Our first stop was Long Bay Beach. "It's a win-win," Larry Dworetsky of Paradise Scooters told us while giving us his very own "unguided guided tour" of the island. "If there's wind, the kite surfers are out, and you can watch them jump 30 feet in the air. If there's no wind, that's the most beautiful beach here, and you have it all to yourselves."

We were lucky enough to have a bit of both: The wind was blowing, and a couple of kite surfers filled the sky with their acrobatics, but there was barely anyone else around.

Five Cays Beach has the same white sand and turquoise water as every place on Providenciales, but it's more of a food and entertainment destination. The main feature is Bugaloo's, a beach shack that everybody raves about. We went, sat with our feet buried in the sand, and drank rum punch to the sound of live music.

"You guys are great," the lead singer of the Island Boys, a Bob Marley cover band, shouted to the crowd of tourists and locals. "Just as good as the weather!"

We also had our first taste of conch, a large sea snail that's TCI's premier food group. Bugaloo's spicy fritters are not to be missed.

Provo, with its shimmering beaches and waters and its abundant seafood, went a long way toward fulfilling our need for tranquillity. But we wanted to see whether we could get even farther from civilization.

North Caicos and Middle Caicos are the two largest islands. With a combined population of about 2,500, they're also a vast expanse of lush and partially impenetrable vegetation. Calling them quaint and slow-paced would be an understatement.

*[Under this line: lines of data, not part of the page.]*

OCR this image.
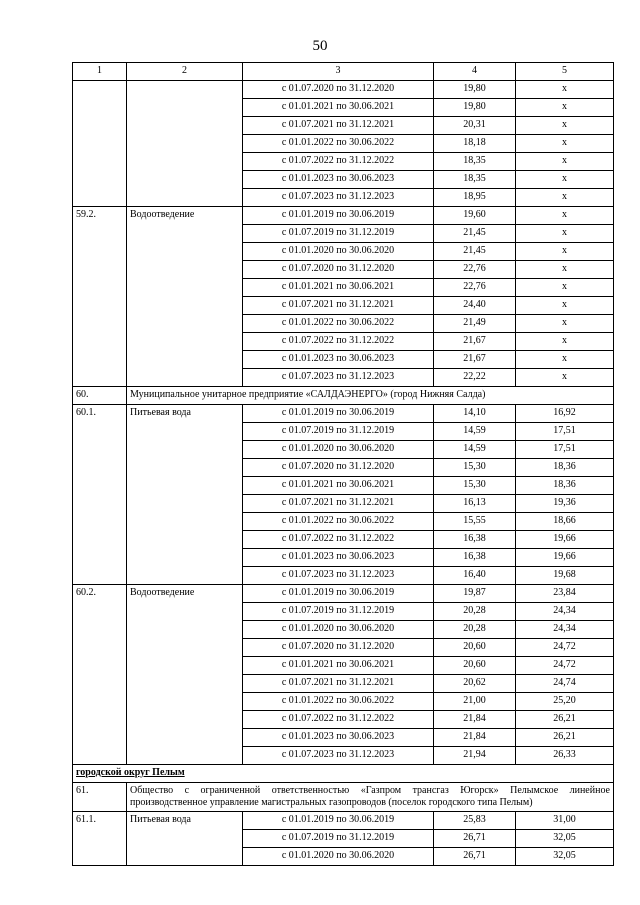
50
1	2	3	4	5
		с 01.07.2020 по 31.12.2020	19,80	х
		с 01.01.2021 по 30.06.2021	19,80	х
		с 01.07.2021 по 31.12.2021	20,31	х
		с 01.01.2022 по 30.06.2022	18,18	х
		с 01.07.2022 по 31.12.2022	18,35	х
		с 01.01.2023 по 30.06.2023	18,35	х
		с 01.07.2023 по 31.12.2023	18,95	х
59.2.	Водоотведение	с 01.01.2019 по 30.06.2019	19,60	х
		с 01.07.2019 по 31.12.2019	21,45	х
		с 01.01.2020 по 30.06.2020	21,45	х
		с 01.07.2020 по 31.12.2020	22,76	х
		с 01.01.2021 по 30.06.2021	22,76	х
		с 01.07.2021 по 31.12.2021	24,40	х
		с 01.01.2022 по 30.06.2022	21,49	х
		с 01.07.2022 по 31.12.2022	21,67	х
		с 01.01.2023 по 30.06.2023	21,67	х
		с 01.07.2023 по 31.12.2023	22,22	х
60.	Муниципальное унитарное предприятие «САЛДАЭНЕРГО» (город Нижняя Салда)			
60.1.	Питьевая вода	с 01.01.2019 по 30.06.2019	14,10	16,92
		с 01.07.2019 по 31.12.2019	14,59	17,51
		с 01.01.2020 по 30.06.2020	14,59	17,51
		с 01.07.2020 по 31.12.2020	15,30	18,36
		с 01.01.2021 по 30.06.2021	15,30	18,36
		с 01.07.2021 по 31.12.2021	16,13	19,36
		с 01.01.2022 по 30.06.2022	15,55	18,66
		с 01.07.2022 по 31.12.2022	16,38	19,66
		с 01.01.2023 по 30.06.2023	16,38	19,66
		с 01.07.2023 по 31.12.2023	16,40	19,68
60.2.	Водоотведение	с 01.01.2019 по 30.06.2019	19,87	23,84
		с 01.07.2019 по 31.12.2019	20,28	24,34
		с 01.01.2020 по 30.06.2020	20,28	24,34
		с 01.07.2020 по 31.12.2020	20,60	24,72
		с 01.01.2021 по 30.06.2021	20,60	24,72
		с 01.07.2021 по 31.12.2021	20,62	24,74
		с 01.01.2022 по 30.06.2022	21,00	25,20
		с 01.07.2022 по 31.12.2022	21,84	26,21
		с 01.01.2023 по 30.06.2023	21,84	26,21
		с 01.07.2023 по 31.12.2023	21,94	26,33
городской округ Пелым				
61.	Общество с ограниченной ответственностью «Газпром трансгаз Югорск» Пелымское линейное производственное управление магистральных газопроводов (поселок городского типа Пелым)			
61.1.	Питьевая вода	с 01.01.2019 по 30.06.2019	25,83	31,00
		с 01.07.2019 по 31.12.2019	26,71	32,05
		с 01.01.2020 по 30.06.2020	26,71	32,05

Take the village of Kew, on North Caicos. Kew is so small and unassuming that we rode through it twice before realizing that was it.

Driving down the only two-lane highway in our beat-up rental car, we stopped at a number of beaches, where we were the only two people in sight. It was an exhilarating feeling that I'd never experienced.

Mudjin Harbour, on Middle Caicos, is one of the better-known beaches, and a highlight. It comprises a sequence of coves carved into the coastline and hidden from view by imposing limestone cliffs. But even more exquisite was Three Marys Cays Beach in the northwestern corner of North Caicos. It's barely marked on the map, and there are no signs to guide travelers.

Sparsely inhabited and still somewhat wild, North Caicos and Middle Caicos are lands of truly outsize fantasies, where we allowed ourselves to dream of buying a shack on the beach and retiring to write to the sound of crashing waves.